Княгиня, не смущаясь и не робея, ответила:
— Что просите, будет вам, только и вы дайте мне, что я у вас попрошу.
Хмельные бояре пообещали.
— Ничего другого не прошу у вас, — сказала изгоняемая княгиня, — только супруга своего.
Князь Давид не имел обыкновения предаваться ярости от чего бы то ни было и жил строго по заповедям Божиим, потому без сопротивления покинул муромские просторы.
Вместе с супругой поплыли они в ладье по Оке, но уже на следующий день их догнали послы от бояр с известием, что в городе происходит великое кровопролитие из-за споров, кому княжить. Для прекращения общего бедствия послы от имени всего города просили князя и княгиню простить бояр, вернуться и править Муромом.
Не держа гнева, князь Давид вернулся властвовать. Конечно, женитьба на простолюдинке была делом редкостным, но совсем уж волшебством казалось то, что предшествовало этой женитьбе. Отец рассказывал, не скрывая изумления, даже сам не зная, верить — нет ли.

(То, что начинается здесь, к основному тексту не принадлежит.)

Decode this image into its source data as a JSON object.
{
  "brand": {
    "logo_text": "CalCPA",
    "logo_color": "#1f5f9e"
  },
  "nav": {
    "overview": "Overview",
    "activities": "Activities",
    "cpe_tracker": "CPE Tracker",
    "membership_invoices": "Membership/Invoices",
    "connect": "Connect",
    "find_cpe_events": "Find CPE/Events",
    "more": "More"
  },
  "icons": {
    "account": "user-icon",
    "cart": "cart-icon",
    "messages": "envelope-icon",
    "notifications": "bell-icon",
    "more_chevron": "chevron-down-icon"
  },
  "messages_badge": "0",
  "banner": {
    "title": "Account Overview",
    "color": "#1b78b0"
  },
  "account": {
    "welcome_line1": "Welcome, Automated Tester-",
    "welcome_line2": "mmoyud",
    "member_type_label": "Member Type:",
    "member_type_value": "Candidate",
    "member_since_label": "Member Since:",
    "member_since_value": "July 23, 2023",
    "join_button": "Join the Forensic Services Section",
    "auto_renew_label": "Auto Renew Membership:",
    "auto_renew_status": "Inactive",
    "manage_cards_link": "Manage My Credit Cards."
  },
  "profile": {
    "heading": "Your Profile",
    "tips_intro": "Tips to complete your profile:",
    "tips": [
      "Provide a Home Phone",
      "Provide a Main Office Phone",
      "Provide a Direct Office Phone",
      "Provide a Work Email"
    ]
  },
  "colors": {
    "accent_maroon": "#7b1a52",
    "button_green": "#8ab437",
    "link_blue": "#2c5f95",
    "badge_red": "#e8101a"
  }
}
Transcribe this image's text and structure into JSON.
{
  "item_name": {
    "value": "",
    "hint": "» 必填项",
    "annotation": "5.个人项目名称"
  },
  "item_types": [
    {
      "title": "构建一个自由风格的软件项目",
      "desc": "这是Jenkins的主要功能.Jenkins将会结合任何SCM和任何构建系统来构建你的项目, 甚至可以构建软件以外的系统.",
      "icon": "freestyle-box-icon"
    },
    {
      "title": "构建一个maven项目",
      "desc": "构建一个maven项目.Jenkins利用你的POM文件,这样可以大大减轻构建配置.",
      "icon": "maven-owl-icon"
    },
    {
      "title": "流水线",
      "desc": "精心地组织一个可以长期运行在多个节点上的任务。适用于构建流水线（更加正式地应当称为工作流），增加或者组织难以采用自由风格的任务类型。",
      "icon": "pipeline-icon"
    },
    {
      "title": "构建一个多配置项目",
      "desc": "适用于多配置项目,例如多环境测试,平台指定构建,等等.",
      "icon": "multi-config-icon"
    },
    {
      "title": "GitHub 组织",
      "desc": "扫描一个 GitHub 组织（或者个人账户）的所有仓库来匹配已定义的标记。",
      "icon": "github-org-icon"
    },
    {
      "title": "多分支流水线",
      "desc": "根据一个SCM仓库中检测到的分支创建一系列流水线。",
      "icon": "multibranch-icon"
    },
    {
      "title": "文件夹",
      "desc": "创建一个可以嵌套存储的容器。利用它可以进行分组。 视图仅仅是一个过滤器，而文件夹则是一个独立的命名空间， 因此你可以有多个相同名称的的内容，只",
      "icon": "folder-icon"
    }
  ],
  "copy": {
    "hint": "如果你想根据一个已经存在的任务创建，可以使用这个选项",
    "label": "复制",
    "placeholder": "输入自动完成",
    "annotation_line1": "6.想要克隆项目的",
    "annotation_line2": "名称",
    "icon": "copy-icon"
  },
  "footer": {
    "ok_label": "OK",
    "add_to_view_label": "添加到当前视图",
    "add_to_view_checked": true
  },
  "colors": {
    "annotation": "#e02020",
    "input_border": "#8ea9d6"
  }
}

И все, слушавшие его, пребывали в сомнении.
Встретив радушное, почти родственное гостеприимство, Юрий Всеволодович почел возможным расспросить о тех неправдоподобных слухах из жизни муромской четы.
— А где же, княгиня, тот заяц твой? — Юрий Всеволодович окинул взглядом все углы палаты.
Евфросинья тоже невольно повела головой вправо-влево, так что сделались видные длинные, полового цвета косы. Она тут же спохватилась, заправила волосы под убрус и ответила столь ловко в лад гостю, что тот не сразу сообразил, кто же над кем шутит:
— Не хорошо быть дому без ушей, а храму без очей.
— Как это?
— Вот и слуга князя муромского тогда не понял меня, когда сидела я в избе и точила кросна, а рядом тот заяц мой прыгал. А слова-то мои вовсе и не загадочны: как тогда, в рязанской деревне Ласково, так и сейчас оказалась я в простоте. Как тот слуга, так и ты вошел в мой дом и в хоромину мою вошел нежданно для меня. А если бы был в доме пес, он бы почуял чужого человека, залаял бы, не увидал бы меня слуга сидящей в светлице, а ты — простоволосой. Это дому — уши. А если бы было тут дитя, сказало бы, что ты входишь. Это — храму очи.